Nella pittura di Waterhouse, Diogene, l'antico filosofo asceta che viveva in una vasca e portava una torcia alla ricerca di un uomo onesto, offre un sorprendente contrasto con le attraenti giovani donne e i loro fiori perfettamente luminosi. Secondo Angus Kramer, questo lavoro chiude il palco nella carriera di Waterhouse quando ha lavorato sotto l'influenza dell'esattezza archeologica di Lawrence Alma-Tadema.
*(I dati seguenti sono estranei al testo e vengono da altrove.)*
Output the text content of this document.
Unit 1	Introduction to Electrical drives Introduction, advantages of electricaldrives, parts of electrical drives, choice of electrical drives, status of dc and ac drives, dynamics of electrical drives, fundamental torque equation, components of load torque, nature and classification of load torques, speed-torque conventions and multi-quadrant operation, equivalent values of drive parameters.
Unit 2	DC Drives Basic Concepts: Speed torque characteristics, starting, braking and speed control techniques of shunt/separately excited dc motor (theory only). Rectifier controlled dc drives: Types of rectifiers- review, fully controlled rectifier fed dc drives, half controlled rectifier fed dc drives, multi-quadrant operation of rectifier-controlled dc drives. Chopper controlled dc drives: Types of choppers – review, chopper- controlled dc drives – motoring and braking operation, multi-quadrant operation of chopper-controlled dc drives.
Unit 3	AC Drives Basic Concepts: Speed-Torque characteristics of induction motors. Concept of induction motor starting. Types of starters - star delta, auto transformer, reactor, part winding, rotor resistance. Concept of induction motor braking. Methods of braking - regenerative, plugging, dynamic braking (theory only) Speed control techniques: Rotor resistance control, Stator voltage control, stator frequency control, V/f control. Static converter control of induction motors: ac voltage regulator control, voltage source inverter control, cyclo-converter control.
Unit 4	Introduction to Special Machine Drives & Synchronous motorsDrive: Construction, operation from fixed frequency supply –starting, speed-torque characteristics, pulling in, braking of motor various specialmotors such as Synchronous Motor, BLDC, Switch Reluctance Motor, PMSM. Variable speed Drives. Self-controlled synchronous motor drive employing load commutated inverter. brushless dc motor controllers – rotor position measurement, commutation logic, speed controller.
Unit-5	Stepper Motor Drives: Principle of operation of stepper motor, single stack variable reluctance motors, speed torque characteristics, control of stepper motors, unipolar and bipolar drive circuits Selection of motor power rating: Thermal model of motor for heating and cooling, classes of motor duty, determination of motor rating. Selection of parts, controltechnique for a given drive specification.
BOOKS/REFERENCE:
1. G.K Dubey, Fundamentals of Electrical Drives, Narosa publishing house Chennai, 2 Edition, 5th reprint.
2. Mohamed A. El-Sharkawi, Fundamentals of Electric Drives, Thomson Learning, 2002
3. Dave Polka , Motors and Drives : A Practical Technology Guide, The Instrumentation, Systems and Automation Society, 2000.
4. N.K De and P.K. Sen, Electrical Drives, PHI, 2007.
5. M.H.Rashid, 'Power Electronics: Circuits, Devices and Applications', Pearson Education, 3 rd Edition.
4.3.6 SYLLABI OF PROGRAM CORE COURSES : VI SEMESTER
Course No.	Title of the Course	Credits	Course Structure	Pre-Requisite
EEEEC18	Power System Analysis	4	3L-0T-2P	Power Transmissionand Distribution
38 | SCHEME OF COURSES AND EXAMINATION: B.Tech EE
Il dipinto storico di Waterhouse porta lo spettatore in una bella giornata primaverile o estiva nell'antica Grecia: il sole è spento e il cielo è limpido. Le persone si incontrano fuori in una sorta di evento sociale, il cui momento sembra del tutto idilliaco. Il trattamento del marmo e la fedele ricostruzione dell'architettura del tempio dorico sullo sfondo (la vasca di Diogene era secondo la tradizione presa dal Tempio della Madre degli Dei), anche gli ombrelloni di aspetto tipicamente giapponese, come i numerosi dettagli del Costumi, tutti sono stati eseguiti con grande cura.
Le tre donne attraenti a prima vista sembrano contente, e la casa d'acqua contrasta direttamente con il medesimo Diogene, anche se concentra le intenzioni della pittura.

Quasi tutto ciò che potrebbe essere diverso tra le donne e Diogene sembra essere così. Le donne sono allegre e indossano abiti luminosi e colorati, la cui lucentezza è enfatizzato ancora di più dalla luce del sole. Diogene, uno dei fondatori del cinismo filosofico, nel frattempo, rimane nelle ombre con un testo in mano, con un'espressione piuttosto cupa e con vestiti marrone piuttosto scuri. Le donne che si inchinano in avanti sembrano incuriosite da quest'uomo che sembra di cattivo umore e sembra che non apprezzi il clima favorevole e hanno iniziato ad avvicinarsi a lui. Il modo in cui l'interazione sarebbe potuta essere prodotta si lascia allo spettatore, ma Waterhouse ci porta a confrontare Diogene e tutto ciò che lui rappresenta, il cinismo e il bisogno di cambiamento, con le tre donne godendo allegramente di una bellissima giornata.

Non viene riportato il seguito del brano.